Intervista al curatore Udo Kittelmann – .

Tra i tanti eventi che costellano Venezia nel 2024, la mostra Leone di Dio di Walton Ford da non perdere. È ospitato dall’Università Veneta di Scienze, Lettere ed Arti, un luogo importante per la città di Venezia non solo per la bellezza dell’edificio che lo ospita (la Scuola Grande di San Fantin, a due passi dal Teatro La Fenice) ma soprattutto per le sue preziose collezioni artistiche. Proprio ad una grande opera di Jacopo Tintoretto (L’apparizione della Vergine a San Girolamocirca. 1580), che decora la Biblioteca dell’Università del Veneto, si ispirano ai nuovi dipinti dell’americano Walton Ford (Larchmont, 1960), che assumono quindi la qualità di opere site-specific in un concreto dialogo con l’opera del maestro veneziano (esposta eccezionalmente nella Sala Tommaseo per l’intera durata della mostra). Né la Vergine né San Girolamo sono protagonisti Leone di Dio: come suggerisce il titolo, è il leone (attributo che accompagna il santo in tutte le sue raffigurazioni più famose) a conquistare la scena, seguendo l’attenzione di Ford verso le entità animali non umane. Ne abbiamo parlato con il curatore della mostra Udo Kittelmann (Düsseldorf, 1958), già direttore della Nationalgalerie di Berlino (che comprende, tra le altre, l’Alte Nationalgalerie, l’Hamburger Banhof, la Neue Nationalgalerie e il Museum Berggruen) dal 2008 al 2020.
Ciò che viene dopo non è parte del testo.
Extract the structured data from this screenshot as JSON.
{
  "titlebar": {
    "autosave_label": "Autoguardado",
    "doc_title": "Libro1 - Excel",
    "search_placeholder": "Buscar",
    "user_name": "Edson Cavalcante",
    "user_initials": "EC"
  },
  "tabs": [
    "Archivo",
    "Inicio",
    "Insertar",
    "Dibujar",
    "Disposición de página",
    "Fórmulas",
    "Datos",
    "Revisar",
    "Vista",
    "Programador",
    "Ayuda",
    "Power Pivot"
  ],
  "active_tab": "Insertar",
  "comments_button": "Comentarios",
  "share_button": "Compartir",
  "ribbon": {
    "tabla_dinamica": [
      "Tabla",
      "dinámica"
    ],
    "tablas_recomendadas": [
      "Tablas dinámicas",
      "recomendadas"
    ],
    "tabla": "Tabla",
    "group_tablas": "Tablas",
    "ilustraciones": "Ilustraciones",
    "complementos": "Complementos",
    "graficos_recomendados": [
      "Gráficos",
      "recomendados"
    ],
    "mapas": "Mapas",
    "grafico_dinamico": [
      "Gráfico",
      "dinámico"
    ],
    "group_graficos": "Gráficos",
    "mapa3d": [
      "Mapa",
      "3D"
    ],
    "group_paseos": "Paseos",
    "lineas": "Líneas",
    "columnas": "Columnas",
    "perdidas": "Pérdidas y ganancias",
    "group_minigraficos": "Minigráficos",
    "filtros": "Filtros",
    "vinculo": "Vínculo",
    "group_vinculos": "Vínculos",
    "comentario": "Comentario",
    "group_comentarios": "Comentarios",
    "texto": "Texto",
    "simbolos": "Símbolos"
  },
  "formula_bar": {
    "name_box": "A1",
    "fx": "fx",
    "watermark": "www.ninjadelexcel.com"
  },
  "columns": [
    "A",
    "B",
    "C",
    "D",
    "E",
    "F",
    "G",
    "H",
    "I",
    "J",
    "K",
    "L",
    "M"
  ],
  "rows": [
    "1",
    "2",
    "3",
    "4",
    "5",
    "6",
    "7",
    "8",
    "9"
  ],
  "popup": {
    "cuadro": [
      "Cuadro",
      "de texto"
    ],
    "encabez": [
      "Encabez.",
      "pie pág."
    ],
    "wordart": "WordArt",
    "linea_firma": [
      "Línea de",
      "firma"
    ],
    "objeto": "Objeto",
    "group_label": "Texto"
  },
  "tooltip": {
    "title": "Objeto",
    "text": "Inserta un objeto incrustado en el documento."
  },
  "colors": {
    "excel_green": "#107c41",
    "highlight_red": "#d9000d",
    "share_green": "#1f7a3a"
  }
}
Walton Ford, Lion of God, veduta dell’installazione all’Ateneo Veneto, Venezia, 2024. Foto Ginevra Formentini

Intervista a Udo Kittelmann

Cominciamo con una domanda di rito. Cosa significa per te “curare”?
Significa prendersi cura della fantasia e dei desideri dell’artista, e aiutarlo a costruire una mostra. E soprattutto, mantieni un dialogo molto profondo con lui o lei. Fin dall’inizio della mia carriera, quando ho iniziato a curare mostre, ho capito che è fondamentale comprendere a fondo la pratica di un artista per poterlo aiutare. Devi essere il miglior critico nei suoi confronti, almeno il più onesto.

Come è nata la tua collaborazione con Walton Ford?
Credo che fosse il 2009 quando incontrai per la prima volta il suo lavoro e ne rimasi molto colpito. Sono stato subito molto attratto dalle sue opere: a prima vista sembrano molto diverse da quello che solitamente ci si aspetta dall’arte contemporanea, ma quando si esplorano più a fondo, diciamo, i problemi che Walton affronta, diventano estremamente contemporanei. Poco dopo il nostro primo incontro, l’anno successivo appunto, lo invitai a tenere la sua prima mostra istituzionale in Europa, all’Hamburger Bahnhof di Berlino. All’epoca, ricordo, fui molto criticato per questo: perché portare questo tipo di opere in un museo d’arte contemporanea del genere? Eppure, alla fine della mostra, registrammo una presenza di 140.000 visitatori, anche se Walton non era ancora così conosciuto come lo è oggi. Questo mi ha insegnato una lezione: gran parte del grande pubblico, che generalmente non ha familiarità con i discorsi o le teorie più recenti dell’arte contemporanea, ne è disgustato.

Infatti la prima cosa che ho notato è che le opere di Ford sembrano parlare una lingua antica. Forse questo permette loro di comunicare le istanze del contemporaneo anche a chi non è abituato ai codici dell’arte di oggi?
Esattamente, e il loro linguaggio è anche molto spirituale e un po’ emotivo. In qualche modo si sintonizzano sul battito del cuore del pubblico.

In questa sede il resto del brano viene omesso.